Joseph Schumpeter, an Austrian-born economist, coined the term “creative destruction” in 1942 to describe the turbulent forces of innovation and competition in market economies. The “incessant gales” of markets cull out failing or underperforming companies, clearing the way for new companies, new products and new processes.
Because the economic winners have substantially outnumbered the losers, the churn of competition remains a defining characteristic of the U.S. economy. One of the United States’ most important competitive advantages is the willingness to encourage and embrace — and at times endure — change.
Jobs, companies — and even entire industries — come and go. Cities and entire regions expand and, if they cannot adjust to change, contract. For decades some industrialized cities in the “Rust Belt” of the Northeast and Midwest and some agricultural states in the Great Plains lost residents to the “Sunbelt” in the South and West, and to other parts of the country. Now California, Nevada, Florida and other “Sunbelt” states suffering economically because of excess housing construction are losing some residents.
Economic change takes place most readily in small businesses, those with fewer than 500 employees.
Outsiders often equate the U.S. economy with its largest corporations. They may be surprised, then, by the vital part that small businesses play. Shop owners and other small businesses account for more than half of the U.S. private-sector nonfarm economic output and work force.

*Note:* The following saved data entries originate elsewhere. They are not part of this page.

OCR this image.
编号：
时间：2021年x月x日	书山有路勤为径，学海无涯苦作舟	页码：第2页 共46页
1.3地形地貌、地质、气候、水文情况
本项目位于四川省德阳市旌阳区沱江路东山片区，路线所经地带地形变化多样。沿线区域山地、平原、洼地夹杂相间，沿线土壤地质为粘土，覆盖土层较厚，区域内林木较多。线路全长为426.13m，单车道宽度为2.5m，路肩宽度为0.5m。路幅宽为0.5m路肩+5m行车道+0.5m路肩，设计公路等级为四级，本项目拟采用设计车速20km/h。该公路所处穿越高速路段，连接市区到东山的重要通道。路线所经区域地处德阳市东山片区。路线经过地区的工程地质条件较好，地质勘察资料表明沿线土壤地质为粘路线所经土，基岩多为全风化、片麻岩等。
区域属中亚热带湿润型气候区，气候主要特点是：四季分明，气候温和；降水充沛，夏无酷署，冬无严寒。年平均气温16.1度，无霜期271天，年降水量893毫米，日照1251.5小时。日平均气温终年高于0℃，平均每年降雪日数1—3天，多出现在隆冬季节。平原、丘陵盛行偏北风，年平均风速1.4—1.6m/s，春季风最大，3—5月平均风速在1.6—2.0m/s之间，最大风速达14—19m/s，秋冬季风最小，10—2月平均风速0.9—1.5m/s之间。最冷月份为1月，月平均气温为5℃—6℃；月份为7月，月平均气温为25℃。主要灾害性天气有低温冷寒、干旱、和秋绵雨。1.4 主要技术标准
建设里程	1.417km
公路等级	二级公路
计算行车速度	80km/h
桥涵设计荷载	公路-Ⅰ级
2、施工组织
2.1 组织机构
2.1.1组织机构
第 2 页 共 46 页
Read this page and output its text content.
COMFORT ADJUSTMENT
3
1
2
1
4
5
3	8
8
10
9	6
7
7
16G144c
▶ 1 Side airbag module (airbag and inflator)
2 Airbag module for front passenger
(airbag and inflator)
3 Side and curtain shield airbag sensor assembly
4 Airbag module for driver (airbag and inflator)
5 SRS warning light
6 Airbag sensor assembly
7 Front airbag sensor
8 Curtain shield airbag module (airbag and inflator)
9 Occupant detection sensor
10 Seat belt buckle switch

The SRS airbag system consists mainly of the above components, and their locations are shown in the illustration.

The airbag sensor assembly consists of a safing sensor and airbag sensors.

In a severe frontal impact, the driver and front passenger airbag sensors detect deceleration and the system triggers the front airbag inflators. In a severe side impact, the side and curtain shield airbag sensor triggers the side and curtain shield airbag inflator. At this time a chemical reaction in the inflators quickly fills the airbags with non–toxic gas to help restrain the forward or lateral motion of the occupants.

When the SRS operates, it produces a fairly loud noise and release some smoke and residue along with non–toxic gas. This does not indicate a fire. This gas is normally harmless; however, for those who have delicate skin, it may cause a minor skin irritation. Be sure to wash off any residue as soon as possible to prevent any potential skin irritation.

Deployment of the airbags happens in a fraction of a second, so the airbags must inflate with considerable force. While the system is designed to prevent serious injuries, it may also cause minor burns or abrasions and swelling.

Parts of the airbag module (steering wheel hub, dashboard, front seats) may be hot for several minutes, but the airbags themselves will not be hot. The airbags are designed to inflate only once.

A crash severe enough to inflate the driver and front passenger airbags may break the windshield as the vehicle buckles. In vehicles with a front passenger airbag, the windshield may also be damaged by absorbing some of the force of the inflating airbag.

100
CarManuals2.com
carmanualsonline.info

Many small retailers compete with national chains that boast billions of dollars in annual revenue and thousands of employees. Many other small businesses provide goods and services to such large companies.
Small businesses account for the majority of new U.S. jobs, especially as large manufacturers continue to shed jobs in the face of stiff global competition. In 2005, for example, the number of jobs in small businesses increased by 979,000 over the previous year while larger companies added only 262,000 jobs.
American entrepreneurs remain eager to risk their own savings to start small businesses, despite the potential for failure. In 2008, 43,546 U.S. companies filed for bankruptcy.
One obvious reason why so many Americans choose this path is the relative ease of starting a small business. The World Bank ranks the United States as No. 4 among 183 economies in ease of starting a business.
Launching a business in the United States is relatively easy — and so is trying again after a failed attempt. The philosopher Erich Fromm said that the “freedom to fail” was essential to overall freedom, and the adage is often cited as a basic tenet of American economic life. Business failure does not carry the social stigma in the United States that it does in some other countries. In fact, failure is often viewed as a valuable learning experience for the entrepreneur, who may succeed the next time.
U.S. bankruptcy laws govern business failures. The U.S. Congress has tried to strike a balance that recovers as much of a failed company’s assets as possible for creditors while providing financial protections that can allow entrepreneurs to make a fresh start.
A small business that cannot pay its bills will usually go through what is called a liquidation, selling all its assets to pay what it can to its creditors. Some of the debts are paid ahead of others, and a bankruptcy court appoints a trustee to make sure the process follows the rules. Banks and other secured lenders are high on the repayment list, as are employees’ wages. If the business was a small corporation, the shareholders — who assumed risk in exchange for potential reward — are at the bottom of the list and often receive nothing as the business closes its doors.
Large companies that cannot pay their debts may choose what is called a Chapter 11 bankruptcy process, which allows a company to stay in business while it tries to recover. If the company still has valuable assets or some cash coming in — and if its crisis seems temporary — creditors may initially choose to take less than full repayment of their claims in order to allow the company to survive and continue repaying. In this case, too, shareholders might lose their investment, but the business can survive.
Bankruptcy laws also allow individuals and families to escape unmanageable debts and start over, although in many states they may lose their homes. This escape route can be crucial for some.
Schumpeter’s creative destruction is evident at the top of the economy in the rise and fall of the largest, most powerful U.S. corporations. Fortune magazine’s Fortune 500 list of the top U.S. companies ranked by revenue tells the tale: In 2009 Wal-Mart, with $408 billion in revenue, swept past previous year’s top-ranked Exxon Mobil, with $285 billion, as commodity prices fell. That same year the plunge in auto sales dropped General Motors from sixth to 15th place.
Of the 12 companies that Dow Jones listed in 1896 when it created its famous stock index to represent the U.S. industrial sector, only one, General Electric, remains on the index of 30 companies now. Others disappeared from the index as they were acquired by other companies, split into smaller companies, became relatively smaller players in the economy, or simply dissolved. Some of the companies that replaced them started out as small businesses.
Competitiveness is integral to American culture. “Nowhere else has change occurred in so short a span,” historian Walter A. McDougall said. “America was not just born of revolution, it is one.”